Deducing Closed-Form Expressions for Bright-Solitons in Strongly Magnetized Plasmas with Physics Informed Symbolic Regression (PISR)
Edward Finkelstein
TL;DR
The paper tackles deriving analytical expressions for bright soliton solutions in strongly magnetized plasmas by solving the forward Maxwell–fluid reduced-order framework for the vector potential $A$ and density $n$ along the soliton coordinate. It introduces Physics-Informed Symbolic Regression (PISR), which couples symbolic regression with physics-based losses, boundary conditions, and data to discover closed-form expressions for the vector potential and number density. The results show that PISR can rediscover physically consistent soliton profiles that agree with prior numerical results, offering potential reductions in computation for reduced-order plasma models.
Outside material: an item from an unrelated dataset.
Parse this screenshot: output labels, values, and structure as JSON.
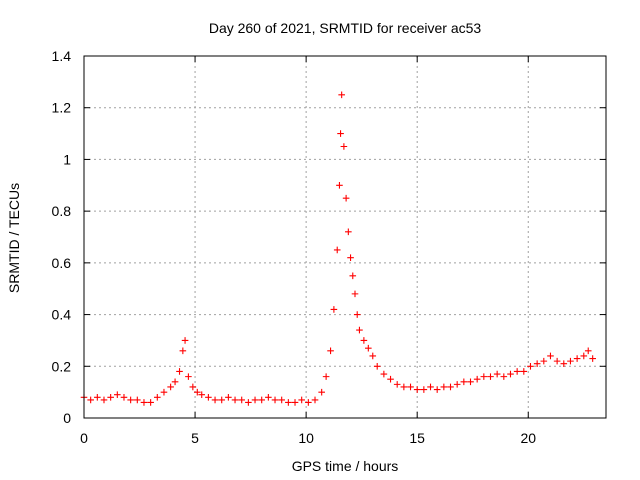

Key methodological components include a fixed-depth prefix/postfix grammar, efficient symbolic differentiation, and a C++ implementation with LBFGS and Eigen, with guidance for further performance and robustness improvements.
Abstract
This paper presents a novel approach to finding analytical approximations for bright-soliton solutions in strongly magnetized plasmas. We leverage Physics-Informed Symbolic Regression (PISR) to discover closed-form expressions for the vector potential and number density profiles, governed by a reduced-order model derived from Maxwell-fluid equations. The PISR framework combines symbolic regression with physics-based constraints, boundary conditions, and available simulation data to guide the search for solutions. We demonstrate the effectiveness of the approach by rediscovering approximate solutions consistent with previously published numerical results, showcasing the potential of PISR for reducing simulation costs of reduced-order models in plasma physics.